Fitz finally unleashed a little, and whacked the dash with his hand. “Goddammit! Sergeant Napoleon nailed it this morning. ‘Sperm banks do it all the time.' Why don't we just get the full frontal lobotomy and be done with it!”

“And miss having all this fun? Come on, clock's ticking. Let's talk it through.”

“Eddie makes a donation at a sperm bank,” Fitz said as Griffin pulled away from the curb.

“In theory, donors are anonymous.”

“To the recipients. The sperm bank knows who they are, the sperm bank's gotta clear them first. I don't know, how much vetting do you do before you hand a guy a plastic cup and send him into a porn-filled room? Lucky bastard.”

“Someone inside,” Griffin prodded.

“Someone who would have access to the frozen samples.”

“And Eddie's name.”

“David Price said the guy had met Eddie. Eddie probably didn't remember him at all, but the guy had met him.”

Griffin rolled out his neck, shrugged his shoulders. He hated to give weight to anything David Price had said, but they had to start somewhere. “Maybe he's a technician, then. Someone who worked one of the days Eddie donated, made small talk with him. Maybe he noticed that Eddie was roughly his same size and build, and had that same Cranston accent. He decided here was a good candidate.”

“So he was already in the market for a patsy,” Fitz said.

“Meaning he had already met David Price.”

“Meaning he'd probably been to prison. At least held in Intake on some kind of charge.”

“He's already in the system,” Griffin said slowly. “Isn't that the key issue? He's a sex offender, he knows he's a sex offender, and even if he didn't get found guilty, he at least got caught. So now he knows his prints and DNA are in the system, just as he knows he won't stop, because sex offenders never stop. They just get more creative with their attacks.”

“He knows when he gets out, if he gets out, it's still only a matter of time.”

“So he befriends David Price.”

“Who must've thought that was funny as hell.”

“Except then Price realizes maybe he can get something out of this, too. Someone on the outside, working for him. Someone he can someday cash in for a get-out-of-jail-free card.”

“And then a partnership is born.”

“So who do we have?” Griffin demanded. “Someone who's at least been charged with a sex crime.
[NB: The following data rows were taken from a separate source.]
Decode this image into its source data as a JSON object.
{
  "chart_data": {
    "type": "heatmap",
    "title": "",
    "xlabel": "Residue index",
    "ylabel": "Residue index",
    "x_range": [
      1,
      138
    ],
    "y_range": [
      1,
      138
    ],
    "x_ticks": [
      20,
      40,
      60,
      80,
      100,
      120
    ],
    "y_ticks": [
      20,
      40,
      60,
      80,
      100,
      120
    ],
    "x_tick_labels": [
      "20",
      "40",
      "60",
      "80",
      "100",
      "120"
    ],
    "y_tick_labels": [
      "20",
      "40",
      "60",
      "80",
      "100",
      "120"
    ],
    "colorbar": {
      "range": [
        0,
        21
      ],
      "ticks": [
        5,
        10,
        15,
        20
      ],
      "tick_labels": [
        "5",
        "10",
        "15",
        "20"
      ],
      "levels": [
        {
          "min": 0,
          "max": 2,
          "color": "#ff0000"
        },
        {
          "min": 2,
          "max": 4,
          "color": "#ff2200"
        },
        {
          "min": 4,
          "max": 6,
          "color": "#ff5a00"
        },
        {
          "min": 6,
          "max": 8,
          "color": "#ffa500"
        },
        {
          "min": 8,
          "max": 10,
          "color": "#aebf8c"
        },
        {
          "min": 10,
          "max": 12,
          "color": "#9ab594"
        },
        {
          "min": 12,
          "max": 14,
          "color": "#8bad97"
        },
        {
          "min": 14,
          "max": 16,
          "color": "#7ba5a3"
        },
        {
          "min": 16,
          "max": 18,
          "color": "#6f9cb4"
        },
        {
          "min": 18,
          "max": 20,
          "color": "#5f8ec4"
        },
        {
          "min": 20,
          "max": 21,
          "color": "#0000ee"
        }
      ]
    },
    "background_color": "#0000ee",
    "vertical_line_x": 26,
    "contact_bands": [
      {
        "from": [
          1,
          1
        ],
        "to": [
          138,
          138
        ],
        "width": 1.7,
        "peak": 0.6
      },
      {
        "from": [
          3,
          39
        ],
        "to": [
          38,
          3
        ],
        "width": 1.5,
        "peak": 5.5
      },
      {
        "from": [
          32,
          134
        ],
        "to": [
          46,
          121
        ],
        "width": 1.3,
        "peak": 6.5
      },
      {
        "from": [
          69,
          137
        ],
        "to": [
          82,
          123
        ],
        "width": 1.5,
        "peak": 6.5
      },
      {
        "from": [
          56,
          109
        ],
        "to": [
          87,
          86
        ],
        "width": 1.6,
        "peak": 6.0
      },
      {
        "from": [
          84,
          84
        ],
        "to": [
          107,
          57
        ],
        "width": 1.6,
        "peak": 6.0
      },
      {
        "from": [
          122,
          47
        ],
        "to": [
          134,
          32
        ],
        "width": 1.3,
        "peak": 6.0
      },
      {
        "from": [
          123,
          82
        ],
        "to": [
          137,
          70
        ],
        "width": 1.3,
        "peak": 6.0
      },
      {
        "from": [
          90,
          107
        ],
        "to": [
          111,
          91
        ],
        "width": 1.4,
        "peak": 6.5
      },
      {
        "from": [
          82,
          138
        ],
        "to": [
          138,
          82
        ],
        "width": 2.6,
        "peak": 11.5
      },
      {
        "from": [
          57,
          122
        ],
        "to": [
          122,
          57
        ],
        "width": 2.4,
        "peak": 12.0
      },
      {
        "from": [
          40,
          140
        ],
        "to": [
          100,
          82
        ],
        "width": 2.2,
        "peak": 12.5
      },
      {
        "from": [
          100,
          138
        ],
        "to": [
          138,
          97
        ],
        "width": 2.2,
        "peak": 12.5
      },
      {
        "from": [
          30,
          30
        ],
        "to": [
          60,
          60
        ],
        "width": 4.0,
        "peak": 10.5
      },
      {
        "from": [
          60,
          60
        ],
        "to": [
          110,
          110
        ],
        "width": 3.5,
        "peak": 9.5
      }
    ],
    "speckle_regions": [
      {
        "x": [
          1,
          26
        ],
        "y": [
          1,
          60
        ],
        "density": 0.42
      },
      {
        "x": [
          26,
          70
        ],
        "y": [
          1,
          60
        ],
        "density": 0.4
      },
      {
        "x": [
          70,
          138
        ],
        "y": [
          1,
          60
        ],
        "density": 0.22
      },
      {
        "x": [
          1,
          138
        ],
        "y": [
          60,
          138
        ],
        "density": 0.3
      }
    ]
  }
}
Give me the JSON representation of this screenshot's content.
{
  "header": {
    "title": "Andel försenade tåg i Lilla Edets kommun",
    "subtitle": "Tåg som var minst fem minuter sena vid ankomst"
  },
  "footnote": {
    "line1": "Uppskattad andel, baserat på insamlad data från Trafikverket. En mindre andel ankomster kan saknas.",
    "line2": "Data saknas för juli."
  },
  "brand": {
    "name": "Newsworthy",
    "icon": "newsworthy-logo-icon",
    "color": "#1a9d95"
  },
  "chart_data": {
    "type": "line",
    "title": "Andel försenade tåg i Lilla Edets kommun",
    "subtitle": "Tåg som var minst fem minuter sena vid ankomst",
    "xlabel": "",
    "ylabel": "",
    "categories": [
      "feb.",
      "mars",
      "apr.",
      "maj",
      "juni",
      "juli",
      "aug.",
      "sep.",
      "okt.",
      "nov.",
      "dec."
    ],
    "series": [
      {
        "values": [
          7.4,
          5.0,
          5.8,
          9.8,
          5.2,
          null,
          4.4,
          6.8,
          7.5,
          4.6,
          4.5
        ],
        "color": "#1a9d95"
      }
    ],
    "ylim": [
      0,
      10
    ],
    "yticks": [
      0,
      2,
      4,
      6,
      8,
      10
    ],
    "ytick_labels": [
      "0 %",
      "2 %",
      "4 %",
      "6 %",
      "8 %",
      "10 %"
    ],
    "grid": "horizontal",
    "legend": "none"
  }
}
Someone who's been held at Intake during the same time Price was there, so that's what, November through March. He's gotten out and gotten a job at a sperm bank.”

“Unlimited access to porn,” Fitz muttered. “Where else would a sex offender go?”

“Can't be a technician, though,” Griffin countered. “They'd investigate someone like that, find out about his criminal past and get nervous.”

“Someone lower level then, but with unlimited access. Has keys to the rooms with the freezers and doesn't look suspicious moving about at strange hours.”

They got it at the same time. “Janitor!” Fitz shouted.

“Or cleaning crew,” Griffin said grimly. “Something like that.”

He flipped open his phone and got Waters on the line.

“Sorry, Griff-” Waters started.

“We know who it is,” Griffin cut him off. “I mean, we know how it was done. We just need a name. Meet me at the Pawtucket sperm bank in ten minutes.”

“Where?”

“The sperm bank. Where the College Hill Rapist works.”

“All right,” Waters said, but he didn't sound as excited as Griffin thought he would. And then he finally heard the sounds coming from behind Waters in the busy bar. A woman's voice talking. Maureen Haverill, introducing David Price to the general viewing public on the bar's big- screen TV. One P.M. Griffin and Fitz had just run out of time.